The dreamscape has been a rich environment for me for a long time, and I often experience the ‘dream coming true’, a situation where a dream previously dreamt unfolds in the waking world. I dreamt both my children, in specific situations and conversations, a year or more before each were born, and I had it all materialize, to my great joy and enjoyment.
This experience was different however, in that the dream materialized, but didn’t really ‘come true’. It was the winter of 2009 when I awoke, remembering a very sad dream I had had that night. While my dreams are usually in full colour, this one had been grey, muted and dull.
In the dream, my wife and I quarrel, about something tedious and commonplace, but this time there’s a break. She tells me she’s had enough, she’s leaving, and I know unequivocally we’re over. My last view of her in the dream is as she walks away down the beach, with the dog, until she disappears in the distance.
Although the dream troubled me for a time, and I turned it around in my head for different ways to decipher it, I soon forgot about it as there were strong oddities about it (we don’t live near a beach, for one).
But in the summer of that year, the family was cottaging by the lake. The weather that summer had been on again/off again, and on one of the off days we’d been hanging around inside most of the day. When the weather finally cleared, the children left to amuse themselves and my wife decided to shake off the cabin fever tension by taking he dog out. Sensing a glorious ‘moment to myself’ moment, I gathered my camera gear and headed down to the lake.
The waves were still choppy and the clouds were low on the horizon. I set up a shot of the scene ahead and snapped. Winding the film forward, I re-set and turned to the vista on my right and froze. It was the sad beach dream from the previous winter. The final image of my wife on the beach, disappearing into the distance. I was frozen there, watching, when I suddenly remembered I had my camera!
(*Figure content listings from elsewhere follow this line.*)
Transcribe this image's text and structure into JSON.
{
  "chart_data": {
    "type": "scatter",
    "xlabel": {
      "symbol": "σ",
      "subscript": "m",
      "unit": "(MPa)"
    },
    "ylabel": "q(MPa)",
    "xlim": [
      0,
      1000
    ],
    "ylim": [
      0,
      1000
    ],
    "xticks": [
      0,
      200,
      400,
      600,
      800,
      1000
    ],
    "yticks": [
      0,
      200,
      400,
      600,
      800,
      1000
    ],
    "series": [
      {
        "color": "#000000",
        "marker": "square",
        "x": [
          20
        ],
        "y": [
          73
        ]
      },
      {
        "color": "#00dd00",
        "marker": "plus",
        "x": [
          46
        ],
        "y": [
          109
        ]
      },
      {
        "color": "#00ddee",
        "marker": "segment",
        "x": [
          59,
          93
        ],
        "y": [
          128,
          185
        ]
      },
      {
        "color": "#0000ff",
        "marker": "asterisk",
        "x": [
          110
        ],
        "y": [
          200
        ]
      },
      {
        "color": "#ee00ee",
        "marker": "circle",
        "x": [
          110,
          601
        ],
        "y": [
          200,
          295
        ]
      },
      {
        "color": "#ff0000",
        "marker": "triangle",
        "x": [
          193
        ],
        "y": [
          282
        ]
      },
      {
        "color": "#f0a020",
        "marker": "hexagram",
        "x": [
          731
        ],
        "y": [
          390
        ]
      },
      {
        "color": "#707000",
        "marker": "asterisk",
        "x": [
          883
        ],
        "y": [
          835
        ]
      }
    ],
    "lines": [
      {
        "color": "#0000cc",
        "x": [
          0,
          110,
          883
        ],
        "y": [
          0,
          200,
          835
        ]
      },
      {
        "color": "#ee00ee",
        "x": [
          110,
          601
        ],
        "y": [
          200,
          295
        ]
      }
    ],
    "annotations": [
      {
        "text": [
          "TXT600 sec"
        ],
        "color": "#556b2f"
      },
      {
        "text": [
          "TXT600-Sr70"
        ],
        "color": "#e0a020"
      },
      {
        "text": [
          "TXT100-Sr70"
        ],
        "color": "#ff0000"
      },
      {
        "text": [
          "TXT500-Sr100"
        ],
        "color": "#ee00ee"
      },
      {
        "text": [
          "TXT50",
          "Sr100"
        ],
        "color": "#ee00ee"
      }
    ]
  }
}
Hands shaking, I framed it, focussed, and clicked. I had photographed a dream!!
I work on film, and I was on vacation, so it was a week or so before I processed the negatives and saw the dream. I printed it. It was a dead-on image of my dream…nailed it! I felt the desolation, the sadness and the finality of the dream.
But I will be honest here, in my own opinion this is a very boring image. If you didn’t have all this context, there’s not really much in the photo to draw one’s interest.
I’ve only exhibited it once, and in the company of other related images on a gallery wall it’s easy to walk by it.
I had to ponder this for a while, you’d think a photo this magical in creation would have some sparkle, some charisma. But then I realized that one of the critical elements of synchronicity is the very personal emotional content of the event. I’ve found this to be true when trying to verbally describe a synchronicity event to someone.
The “OH WOW!” content one feels isn’t there for others, and didn’t translate to a photographic capture.
For me though, the image still conjures up melancholy and loss, though to end the tale, there’s been a few subsequent quarrels, and lots of beaches, and we continue to enjoy both together (the dog as well).